Pompadour, le père de cette extravagante, étoit un bon gros homme, lieutenant de roi de Limousin, qui ne se tourmentoit guère de ce que faisoit sa femme[1] : il lui laissoit gouverner sa maison, qu’elle a rétablie, et son corps aussi, comme il lui plaisoit. Tous les matins, tandis que monsieur ronfloit de son côté, elle donnoit, étant encore au lit, audience à tout le monde. On dit qu’un jour quelqu’un de ses gens, revenant de la ville la plus proche, apporta bonne provision de sangles, quoiqu’il n’eût eu ordre d’apporter que des étrivières. Elle se mit à crier. « Hé bien ! hé bien ! lui dit un gentilhomme de son mari, ne vous fâchez pas ; vous n’aurez que les étrivières. » Elle se divertissoit avec les suivants de son mari, et il avoit de la peine à en garder, car elle n’étoit point jolie, et peut-être ne payoit-elle pas bien. Un jour elle ne vouloit pas qu’un d’eux allât à la chasse avec son mari : « Hé ! mordieu, madame, dit le bonhomme, je vous le laisse tous les jours ; que je l’aie au moins cette après-dînée. » Sa famille mit un jour en délibération si on jetteroit par les fenêtres un certain Prieuzac[2] de Bordeaux, qui vivoit fort scandaleusement avec madame. Il fut d’avis qu’on ne lui fît point de mal.
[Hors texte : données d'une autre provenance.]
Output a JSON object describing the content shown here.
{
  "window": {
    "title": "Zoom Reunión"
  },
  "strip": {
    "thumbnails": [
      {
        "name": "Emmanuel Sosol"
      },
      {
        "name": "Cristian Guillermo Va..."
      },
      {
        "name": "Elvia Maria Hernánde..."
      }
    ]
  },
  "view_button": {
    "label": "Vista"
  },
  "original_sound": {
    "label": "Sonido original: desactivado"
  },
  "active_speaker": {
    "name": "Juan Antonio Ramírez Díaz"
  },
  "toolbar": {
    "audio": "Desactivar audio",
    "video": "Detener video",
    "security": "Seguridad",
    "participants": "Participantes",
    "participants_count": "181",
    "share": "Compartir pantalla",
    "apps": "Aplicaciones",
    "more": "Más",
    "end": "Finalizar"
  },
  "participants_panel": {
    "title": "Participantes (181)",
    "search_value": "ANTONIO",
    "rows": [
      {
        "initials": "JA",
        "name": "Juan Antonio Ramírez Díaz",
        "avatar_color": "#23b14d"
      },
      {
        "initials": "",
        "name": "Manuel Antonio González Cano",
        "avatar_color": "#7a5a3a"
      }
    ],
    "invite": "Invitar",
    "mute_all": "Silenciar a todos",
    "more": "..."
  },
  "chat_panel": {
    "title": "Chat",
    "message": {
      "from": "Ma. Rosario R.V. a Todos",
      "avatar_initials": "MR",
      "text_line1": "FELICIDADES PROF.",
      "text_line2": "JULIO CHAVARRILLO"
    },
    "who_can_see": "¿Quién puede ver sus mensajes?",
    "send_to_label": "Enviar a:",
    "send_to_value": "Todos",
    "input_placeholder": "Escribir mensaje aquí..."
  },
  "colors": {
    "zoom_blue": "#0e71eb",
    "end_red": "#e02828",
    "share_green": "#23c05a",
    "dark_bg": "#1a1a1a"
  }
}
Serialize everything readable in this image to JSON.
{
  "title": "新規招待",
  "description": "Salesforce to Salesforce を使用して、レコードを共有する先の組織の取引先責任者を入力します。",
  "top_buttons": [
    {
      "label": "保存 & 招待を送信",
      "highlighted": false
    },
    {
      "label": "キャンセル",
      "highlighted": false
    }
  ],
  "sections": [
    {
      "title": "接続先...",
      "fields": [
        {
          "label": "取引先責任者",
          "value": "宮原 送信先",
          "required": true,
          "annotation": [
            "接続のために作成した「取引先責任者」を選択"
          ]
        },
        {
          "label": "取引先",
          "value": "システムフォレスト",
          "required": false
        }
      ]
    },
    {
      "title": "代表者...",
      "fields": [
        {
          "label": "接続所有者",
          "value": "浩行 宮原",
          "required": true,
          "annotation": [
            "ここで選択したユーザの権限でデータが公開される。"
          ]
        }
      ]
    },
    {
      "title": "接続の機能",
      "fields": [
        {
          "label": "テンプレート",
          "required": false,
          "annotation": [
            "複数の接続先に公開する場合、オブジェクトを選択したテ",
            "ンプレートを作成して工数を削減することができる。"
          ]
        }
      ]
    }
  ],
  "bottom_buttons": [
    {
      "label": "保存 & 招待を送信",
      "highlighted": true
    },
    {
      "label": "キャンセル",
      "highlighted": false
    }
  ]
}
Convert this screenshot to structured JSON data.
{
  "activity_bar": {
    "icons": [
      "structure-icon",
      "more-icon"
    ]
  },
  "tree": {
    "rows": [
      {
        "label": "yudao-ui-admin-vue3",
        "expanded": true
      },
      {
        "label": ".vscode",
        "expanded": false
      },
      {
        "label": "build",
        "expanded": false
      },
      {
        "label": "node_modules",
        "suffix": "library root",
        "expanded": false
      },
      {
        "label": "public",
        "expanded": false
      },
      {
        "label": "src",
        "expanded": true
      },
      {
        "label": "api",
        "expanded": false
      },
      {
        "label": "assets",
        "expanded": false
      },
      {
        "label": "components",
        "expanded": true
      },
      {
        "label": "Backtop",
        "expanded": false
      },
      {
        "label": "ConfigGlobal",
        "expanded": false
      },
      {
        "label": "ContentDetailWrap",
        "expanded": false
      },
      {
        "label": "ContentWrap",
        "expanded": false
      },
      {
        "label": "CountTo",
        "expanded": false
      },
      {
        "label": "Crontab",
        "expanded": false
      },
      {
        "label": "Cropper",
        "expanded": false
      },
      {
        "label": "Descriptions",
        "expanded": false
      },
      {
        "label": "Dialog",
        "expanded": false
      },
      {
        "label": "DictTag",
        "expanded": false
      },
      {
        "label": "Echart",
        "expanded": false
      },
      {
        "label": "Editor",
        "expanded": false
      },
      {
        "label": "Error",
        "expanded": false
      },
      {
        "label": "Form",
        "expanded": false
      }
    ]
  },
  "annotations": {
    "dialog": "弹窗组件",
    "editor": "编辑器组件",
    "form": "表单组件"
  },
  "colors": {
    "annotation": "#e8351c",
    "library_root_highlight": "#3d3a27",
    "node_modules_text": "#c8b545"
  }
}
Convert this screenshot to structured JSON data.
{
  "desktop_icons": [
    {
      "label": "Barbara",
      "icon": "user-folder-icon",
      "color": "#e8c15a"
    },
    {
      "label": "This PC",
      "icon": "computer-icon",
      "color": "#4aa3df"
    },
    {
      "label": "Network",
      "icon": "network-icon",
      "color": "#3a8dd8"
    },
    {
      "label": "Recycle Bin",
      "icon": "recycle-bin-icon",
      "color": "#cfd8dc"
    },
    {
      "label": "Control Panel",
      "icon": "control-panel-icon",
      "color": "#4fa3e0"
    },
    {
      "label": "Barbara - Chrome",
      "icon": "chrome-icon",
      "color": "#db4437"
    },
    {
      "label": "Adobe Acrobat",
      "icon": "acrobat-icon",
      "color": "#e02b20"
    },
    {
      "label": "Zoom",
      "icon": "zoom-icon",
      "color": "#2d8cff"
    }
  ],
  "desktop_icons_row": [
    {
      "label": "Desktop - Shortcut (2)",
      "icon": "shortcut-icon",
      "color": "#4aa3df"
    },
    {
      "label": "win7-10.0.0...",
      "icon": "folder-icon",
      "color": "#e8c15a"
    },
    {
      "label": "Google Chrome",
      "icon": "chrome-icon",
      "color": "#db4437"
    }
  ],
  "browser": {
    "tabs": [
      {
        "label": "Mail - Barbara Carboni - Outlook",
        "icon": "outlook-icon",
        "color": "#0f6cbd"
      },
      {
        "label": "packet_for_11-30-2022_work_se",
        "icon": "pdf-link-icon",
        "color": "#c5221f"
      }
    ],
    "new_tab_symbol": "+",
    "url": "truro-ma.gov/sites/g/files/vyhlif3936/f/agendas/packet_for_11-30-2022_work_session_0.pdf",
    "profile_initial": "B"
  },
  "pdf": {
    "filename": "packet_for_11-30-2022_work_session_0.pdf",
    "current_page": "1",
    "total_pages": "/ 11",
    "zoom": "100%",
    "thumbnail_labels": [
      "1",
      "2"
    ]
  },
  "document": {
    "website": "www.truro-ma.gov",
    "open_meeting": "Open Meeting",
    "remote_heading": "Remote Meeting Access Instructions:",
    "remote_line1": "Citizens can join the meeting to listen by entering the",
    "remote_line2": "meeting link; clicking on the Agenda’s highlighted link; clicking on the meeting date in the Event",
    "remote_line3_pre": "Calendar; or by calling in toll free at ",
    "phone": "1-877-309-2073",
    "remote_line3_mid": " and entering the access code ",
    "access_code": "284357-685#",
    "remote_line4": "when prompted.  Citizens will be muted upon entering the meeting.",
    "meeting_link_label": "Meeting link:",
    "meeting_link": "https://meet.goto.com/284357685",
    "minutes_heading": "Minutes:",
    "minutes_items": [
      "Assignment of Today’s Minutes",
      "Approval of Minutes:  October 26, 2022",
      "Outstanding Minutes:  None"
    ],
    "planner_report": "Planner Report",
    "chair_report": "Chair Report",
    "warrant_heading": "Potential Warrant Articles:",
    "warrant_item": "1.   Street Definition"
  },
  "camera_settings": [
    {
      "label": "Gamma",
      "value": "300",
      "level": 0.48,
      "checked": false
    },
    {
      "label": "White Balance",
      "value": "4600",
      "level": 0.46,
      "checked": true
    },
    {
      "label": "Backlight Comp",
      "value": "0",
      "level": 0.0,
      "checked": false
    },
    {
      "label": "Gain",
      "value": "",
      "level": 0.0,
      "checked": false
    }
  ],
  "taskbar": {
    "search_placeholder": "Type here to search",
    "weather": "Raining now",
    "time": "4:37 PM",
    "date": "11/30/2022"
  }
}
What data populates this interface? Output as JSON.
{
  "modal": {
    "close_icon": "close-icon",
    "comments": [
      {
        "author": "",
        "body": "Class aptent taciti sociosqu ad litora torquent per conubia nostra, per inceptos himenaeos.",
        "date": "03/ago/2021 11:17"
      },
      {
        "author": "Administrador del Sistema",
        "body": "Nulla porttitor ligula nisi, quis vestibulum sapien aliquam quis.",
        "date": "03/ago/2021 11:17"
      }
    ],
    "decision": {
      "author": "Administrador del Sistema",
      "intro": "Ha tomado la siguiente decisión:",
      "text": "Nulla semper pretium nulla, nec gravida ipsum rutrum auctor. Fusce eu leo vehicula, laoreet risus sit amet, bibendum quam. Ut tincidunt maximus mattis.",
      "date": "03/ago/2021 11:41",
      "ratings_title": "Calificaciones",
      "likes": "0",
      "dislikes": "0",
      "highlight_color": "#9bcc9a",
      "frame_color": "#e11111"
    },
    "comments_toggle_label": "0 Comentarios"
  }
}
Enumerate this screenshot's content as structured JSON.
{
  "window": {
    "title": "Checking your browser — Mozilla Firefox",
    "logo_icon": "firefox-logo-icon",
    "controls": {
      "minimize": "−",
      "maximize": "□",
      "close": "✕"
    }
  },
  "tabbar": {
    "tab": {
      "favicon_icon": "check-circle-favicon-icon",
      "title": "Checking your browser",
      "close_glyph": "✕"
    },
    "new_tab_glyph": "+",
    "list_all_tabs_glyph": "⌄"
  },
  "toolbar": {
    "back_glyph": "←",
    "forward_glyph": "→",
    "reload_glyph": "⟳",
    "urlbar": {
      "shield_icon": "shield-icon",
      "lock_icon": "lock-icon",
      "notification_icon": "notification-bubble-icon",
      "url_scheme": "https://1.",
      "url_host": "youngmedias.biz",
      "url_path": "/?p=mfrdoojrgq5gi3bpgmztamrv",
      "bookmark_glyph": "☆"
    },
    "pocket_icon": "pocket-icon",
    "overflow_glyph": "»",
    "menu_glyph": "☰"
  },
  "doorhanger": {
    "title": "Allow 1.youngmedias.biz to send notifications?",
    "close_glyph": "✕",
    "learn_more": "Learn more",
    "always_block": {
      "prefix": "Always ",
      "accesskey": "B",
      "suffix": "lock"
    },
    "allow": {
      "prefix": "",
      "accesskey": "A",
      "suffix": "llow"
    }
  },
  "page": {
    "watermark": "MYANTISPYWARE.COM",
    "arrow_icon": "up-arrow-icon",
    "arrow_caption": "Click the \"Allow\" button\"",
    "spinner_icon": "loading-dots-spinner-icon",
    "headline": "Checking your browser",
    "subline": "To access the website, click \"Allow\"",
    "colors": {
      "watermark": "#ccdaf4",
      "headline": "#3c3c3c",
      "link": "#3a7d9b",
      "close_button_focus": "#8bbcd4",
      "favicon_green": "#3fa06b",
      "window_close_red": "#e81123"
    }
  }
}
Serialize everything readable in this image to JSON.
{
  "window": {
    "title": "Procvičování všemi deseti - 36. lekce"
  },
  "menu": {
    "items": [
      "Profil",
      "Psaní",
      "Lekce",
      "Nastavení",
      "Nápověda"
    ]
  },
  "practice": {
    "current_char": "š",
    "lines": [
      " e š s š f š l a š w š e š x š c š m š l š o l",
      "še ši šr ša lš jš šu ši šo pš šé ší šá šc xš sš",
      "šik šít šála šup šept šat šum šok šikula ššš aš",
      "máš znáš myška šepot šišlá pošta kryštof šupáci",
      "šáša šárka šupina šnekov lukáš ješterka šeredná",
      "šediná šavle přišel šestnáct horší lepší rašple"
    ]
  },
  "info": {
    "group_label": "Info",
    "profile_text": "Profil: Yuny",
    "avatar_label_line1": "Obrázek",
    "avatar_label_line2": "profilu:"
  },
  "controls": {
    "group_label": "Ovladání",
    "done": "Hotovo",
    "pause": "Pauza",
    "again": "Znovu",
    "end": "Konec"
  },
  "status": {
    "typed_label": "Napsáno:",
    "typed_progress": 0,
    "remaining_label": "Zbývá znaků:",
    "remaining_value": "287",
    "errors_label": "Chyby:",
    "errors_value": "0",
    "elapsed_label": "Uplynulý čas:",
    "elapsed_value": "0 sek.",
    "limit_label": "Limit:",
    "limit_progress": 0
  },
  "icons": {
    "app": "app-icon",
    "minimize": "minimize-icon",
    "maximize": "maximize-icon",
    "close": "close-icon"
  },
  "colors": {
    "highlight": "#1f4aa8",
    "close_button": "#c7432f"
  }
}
  1. Il avoit un secrétaire nommé Fauché, qui concubinoit avec madame. Il eut jalousie du gouverneur du jeune Pompadour, et un jour, par pays, comme ce gouverneur se fut approché de la litière de madame pour lui dire quelque chose, la rage le saisit ; il met l’épée à la main, l’attaque ; l’autre se défend, et le tue. (T.)